In other words, it is much harder to invalidate a patent for lack of inventive step in Australia than in the UK.

In any event, many of the patents being asserted by Apple are innovation patents, for which the even less stringent test of ‘innovative step’ applies.  As the Federal Court stated in Delnorth Pty Ltd v Dura-Post (Aust) Pty Ltd [2008] FCA 1225 at paragraph [53] (upheld on appeal to the Full Court):

Obviousness does not come into the issue. The idea behind [innovative step] seems to be that a claim which avoids a finding of no novelty because of an integer which makes no substantial contribution to the working of the claimed invention should not receive protection but that, where the point of differentiation does contribute to the working of the invention, then it is entitled to protection, whether or not (even if), it is obvious. Indeed, the proper consideration of s 7(4) is liable to be impeded by traditional thinking about obviousness.

If any of the ‘touch event model’ innovation patents have been asserted by Apple in Australia, then this reasoning would also apply.

Finally, findings of invalidity under the European ‘computer programs’ exception will not apply in Australia, where there is no corresponding provision in the patent law.


No doubt the matter is far from over in the UK, since it seems almost certain that Apple will appeal the High Court’s ruling, and that HTC will then counter-appeal.

By the time Justice Bennett is ready to rule in the Australian trial between Apple and Samsung, there may well be a further decision from a higher court in the UK.

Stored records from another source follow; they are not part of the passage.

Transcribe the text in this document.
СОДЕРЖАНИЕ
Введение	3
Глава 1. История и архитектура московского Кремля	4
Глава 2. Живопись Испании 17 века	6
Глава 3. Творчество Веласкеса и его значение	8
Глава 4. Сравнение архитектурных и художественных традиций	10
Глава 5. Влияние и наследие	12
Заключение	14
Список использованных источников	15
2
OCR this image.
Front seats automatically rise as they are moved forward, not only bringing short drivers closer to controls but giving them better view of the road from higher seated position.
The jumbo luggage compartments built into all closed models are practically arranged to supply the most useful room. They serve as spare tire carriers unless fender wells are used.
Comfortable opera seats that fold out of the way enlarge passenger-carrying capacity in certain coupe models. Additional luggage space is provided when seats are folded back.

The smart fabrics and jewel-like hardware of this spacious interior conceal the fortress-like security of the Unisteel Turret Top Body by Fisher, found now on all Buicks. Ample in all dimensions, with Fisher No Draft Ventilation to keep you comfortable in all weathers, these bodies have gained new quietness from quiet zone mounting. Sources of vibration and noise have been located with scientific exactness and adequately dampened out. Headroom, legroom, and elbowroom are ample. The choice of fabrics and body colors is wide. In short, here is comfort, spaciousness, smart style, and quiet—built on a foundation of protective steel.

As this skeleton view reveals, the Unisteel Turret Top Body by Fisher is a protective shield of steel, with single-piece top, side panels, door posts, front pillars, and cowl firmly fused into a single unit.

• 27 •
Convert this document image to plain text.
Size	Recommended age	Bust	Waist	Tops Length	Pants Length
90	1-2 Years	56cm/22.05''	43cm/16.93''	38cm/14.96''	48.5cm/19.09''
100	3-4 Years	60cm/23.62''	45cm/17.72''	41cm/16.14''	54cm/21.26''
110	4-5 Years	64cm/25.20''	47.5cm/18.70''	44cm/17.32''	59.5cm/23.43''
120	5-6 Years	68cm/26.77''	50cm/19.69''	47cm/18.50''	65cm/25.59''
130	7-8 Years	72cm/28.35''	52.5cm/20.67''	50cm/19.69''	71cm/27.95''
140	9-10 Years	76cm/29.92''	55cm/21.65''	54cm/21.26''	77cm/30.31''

Regardless of this, however, the provisions of the UK law applied by the High Court in the HTC case, particularly in relation to validity, are simply not relevant in Australia, a fact which has been made abundantly clear by this country’s highest court in a precedent which the Federal Court is obliged to follow.

While the UK decision is a blow to Apple and a nice win for HTC (at least for now), it should not bring Samsung any comfort in its Australia litigation.